Remaining things we need to figure out

1. What exactly is the angle "between two planes"? Why does cosine/trig still apply here like it does with angles between lines?
2. This was all done with the area of a circle. What about the area of a parallelogram formed with our two vectors we want a cross product of?
3. How does the formula for a cross product give us the areas of the shadows (projections)?

Imagine an opened door. The door forms an angle with the wall / doorway. Imagine if the door and wall was painted with thin horizontal stripes. Each stripe "gets its own angle" between the door and the wall when you open the door. If you're facing the wall when the door opens, the line segments on the door will be "visually scaled" by a factor of $cos(\theta)$. When the door is fully open to 90 degrees, you won't see the line segments on the door at all ($cos(90) = 0$).

If you outlined a circle on the door, the area of that circle is made up of lots of thin horizontal stripes. Each stripe gets scaled by the same amount -- $cos(\theta)$. Therefore, the entire area of the circle is scaled by this factor.

But it doesn't really matter that you drew a circle, does it? This would apply to any drawing. It could be a drawing of a star shape, or it could be a drawing of a parallelogram formed with two vectors. All area in the door plane is scaled by the same factor as you watch the door open.

Any two planes are equivalent to a wall and a door. They just might not be aligned with gravity. The line of intersection between the two planes is where the door's hinges and the "crack" of the door are.

You could also think about starting with the top in its original $x, y$ plane position, grabbing onto the tip of the handle, and tilting the top. As you tilt the top, the tip of the handle traces out a section of a circle in the air between its original $z$ axes aligned position, and its new position upon tilting. You could paint the top's surface with lots of thin lines that are parallel to that circle of tilt. Each of these lines moves away from its original position inside the $x, y$ plane with the same angle that the handle is being tilted from the $z$ axis.
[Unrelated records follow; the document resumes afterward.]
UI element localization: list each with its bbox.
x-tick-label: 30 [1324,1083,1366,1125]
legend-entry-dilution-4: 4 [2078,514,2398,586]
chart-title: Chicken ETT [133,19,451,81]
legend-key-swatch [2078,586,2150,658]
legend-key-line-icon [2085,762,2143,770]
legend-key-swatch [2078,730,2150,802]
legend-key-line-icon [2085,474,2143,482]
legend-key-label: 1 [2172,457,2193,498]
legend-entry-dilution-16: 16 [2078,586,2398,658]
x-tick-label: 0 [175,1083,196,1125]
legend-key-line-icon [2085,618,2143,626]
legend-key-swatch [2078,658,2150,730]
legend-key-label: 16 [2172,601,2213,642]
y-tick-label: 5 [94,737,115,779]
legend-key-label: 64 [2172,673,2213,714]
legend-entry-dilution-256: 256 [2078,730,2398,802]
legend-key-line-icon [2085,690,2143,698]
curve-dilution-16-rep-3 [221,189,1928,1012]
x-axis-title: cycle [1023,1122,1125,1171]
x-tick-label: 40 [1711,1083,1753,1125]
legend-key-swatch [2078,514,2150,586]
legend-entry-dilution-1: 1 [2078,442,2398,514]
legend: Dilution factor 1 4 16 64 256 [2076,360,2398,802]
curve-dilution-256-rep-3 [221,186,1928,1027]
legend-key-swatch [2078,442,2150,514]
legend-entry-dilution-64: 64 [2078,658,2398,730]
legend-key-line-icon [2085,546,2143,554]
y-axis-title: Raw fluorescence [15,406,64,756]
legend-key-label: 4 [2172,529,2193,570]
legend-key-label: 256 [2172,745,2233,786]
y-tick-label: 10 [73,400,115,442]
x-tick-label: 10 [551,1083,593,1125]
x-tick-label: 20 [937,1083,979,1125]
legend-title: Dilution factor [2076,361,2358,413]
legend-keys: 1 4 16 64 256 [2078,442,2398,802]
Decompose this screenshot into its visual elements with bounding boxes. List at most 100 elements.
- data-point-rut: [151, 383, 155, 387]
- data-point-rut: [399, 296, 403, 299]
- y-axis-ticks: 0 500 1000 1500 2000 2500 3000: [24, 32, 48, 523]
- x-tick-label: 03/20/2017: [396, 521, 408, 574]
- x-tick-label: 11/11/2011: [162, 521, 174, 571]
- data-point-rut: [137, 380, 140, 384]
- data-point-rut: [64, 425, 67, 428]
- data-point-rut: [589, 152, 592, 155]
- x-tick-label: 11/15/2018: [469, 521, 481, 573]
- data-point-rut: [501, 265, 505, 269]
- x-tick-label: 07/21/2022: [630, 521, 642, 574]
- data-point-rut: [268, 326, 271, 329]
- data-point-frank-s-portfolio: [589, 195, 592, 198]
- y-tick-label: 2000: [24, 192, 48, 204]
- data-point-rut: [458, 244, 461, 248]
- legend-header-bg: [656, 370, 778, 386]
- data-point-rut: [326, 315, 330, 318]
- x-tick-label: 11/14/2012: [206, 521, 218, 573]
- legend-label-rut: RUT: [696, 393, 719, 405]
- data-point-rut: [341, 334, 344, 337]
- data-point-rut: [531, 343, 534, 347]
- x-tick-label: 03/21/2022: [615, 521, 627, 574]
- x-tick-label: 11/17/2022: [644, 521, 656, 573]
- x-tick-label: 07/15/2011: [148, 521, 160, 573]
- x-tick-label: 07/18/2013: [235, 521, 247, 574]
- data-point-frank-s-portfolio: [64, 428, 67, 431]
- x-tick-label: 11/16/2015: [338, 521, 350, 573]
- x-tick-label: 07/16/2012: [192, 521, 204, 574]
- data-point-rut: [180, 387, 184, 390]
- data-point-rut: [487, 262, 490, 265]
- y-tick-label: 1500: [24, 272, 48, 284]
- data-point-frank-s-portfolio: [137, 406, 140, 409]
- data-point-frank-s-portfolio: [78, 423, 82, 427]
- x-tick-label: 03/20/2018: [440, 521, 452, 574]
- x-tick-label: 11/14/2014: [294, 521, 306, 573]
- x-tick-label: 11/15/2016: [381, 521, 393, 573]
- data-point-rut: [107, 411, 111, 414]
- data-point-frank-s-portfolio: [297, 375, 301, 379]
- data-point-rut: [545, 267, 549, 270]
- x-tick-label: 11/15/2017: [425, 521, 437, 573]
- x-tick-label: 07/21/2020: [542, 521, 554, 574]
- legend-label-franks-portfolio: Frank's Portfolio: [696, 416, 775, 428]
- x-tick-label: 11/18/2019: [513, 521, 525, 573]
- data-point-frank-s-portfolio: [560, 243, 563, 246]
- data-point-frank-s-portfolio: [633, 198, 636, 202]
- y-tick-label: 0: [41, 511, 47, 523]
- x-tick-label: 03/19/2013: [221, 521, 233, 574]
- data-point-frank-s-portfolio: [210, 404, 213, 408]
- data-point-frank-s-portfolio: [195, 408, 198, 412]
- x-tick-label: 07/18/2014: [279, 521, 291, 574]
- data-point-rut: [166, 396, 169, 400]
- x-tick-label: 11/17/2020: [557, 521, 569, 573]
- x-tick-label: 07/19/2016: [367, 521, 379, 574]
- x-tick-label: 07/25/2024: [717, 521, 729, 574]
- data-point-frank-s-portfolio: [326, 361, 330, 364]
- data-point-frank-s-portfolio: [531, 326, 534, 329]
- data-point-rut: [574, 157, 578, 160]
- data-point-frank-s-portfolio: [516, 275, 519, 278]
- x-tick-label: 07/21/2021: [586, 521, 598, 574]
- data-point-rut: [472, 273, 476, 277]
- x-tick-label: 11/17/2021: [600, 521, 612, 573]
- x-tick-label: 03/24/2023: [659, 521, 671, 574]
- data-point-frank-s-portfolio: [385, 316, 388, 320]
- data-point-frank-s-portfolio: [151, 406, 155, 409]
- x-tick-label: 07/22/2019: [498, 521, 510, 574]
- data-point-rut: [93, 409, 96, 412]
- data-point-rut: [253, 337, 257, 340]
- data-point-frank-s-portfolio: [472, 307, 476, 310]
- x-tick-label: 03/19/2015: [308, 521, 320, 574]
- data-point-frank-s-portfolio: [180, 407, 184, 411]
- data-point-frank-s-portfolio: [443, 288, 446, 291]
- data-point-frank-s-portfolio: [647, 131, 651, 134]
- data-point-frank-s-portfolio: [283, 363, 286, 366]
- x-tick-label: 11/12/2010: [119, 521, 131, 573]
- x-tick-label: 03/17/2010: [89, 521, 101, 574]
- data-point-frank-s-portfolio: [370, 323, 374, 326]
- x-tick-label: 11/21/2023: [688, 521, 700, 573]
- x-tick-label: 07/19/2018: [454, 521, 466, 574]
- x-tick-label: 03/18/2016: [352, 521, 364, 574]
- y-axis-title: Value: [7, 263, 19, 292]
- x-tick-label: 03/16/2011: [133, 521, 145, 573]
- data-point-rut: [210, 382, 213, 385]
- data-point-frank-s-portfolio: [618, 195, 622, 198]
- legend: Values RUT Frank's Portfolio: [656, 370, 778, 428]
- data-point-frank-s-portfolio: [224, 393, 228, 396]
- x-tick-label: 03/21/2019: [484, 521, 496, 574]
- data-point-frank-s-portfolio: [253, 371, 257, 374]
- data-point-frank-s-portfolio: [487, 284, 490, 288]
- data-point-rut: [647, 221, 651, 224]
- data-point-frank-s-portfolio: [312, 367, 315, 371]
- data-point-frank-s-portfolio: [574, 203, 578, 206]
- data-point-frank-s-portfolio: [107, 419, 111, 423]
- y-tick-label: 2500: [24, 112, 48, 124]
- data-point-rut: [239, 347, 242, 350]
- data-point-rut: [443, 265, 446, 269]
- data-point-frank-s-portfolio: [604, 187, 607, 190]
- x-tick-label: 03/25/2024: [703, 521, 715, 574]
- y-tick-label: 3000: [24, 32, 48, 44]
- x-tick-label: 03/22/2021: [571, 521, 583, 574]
That sort of addresses 1 and 2, which leaves 3.

If you have a parallelogram formed with two vectors $v$ and $w$, how do you get its projection on the $x, y$ plane? You delete the $z$ coordinates of $v$ and $w$ (set them to 0). Now you have two 2-D vetors in the $x, y$ plane. If you look closely at the cross product formula, you'll see that you're using the determinant of these 2-D vectors to get the third coordinate of the cross product. That's the area of the shadow on the table, $S_{table}$.

This hasn't covered the matter of orientation at all. That could be covered elsewhere. A small hint would be... notice I've referred to the $z, x$ plane as the "southern wall" one. Why not the $x, z$ plane? In a sense, $x, z$ is out of order.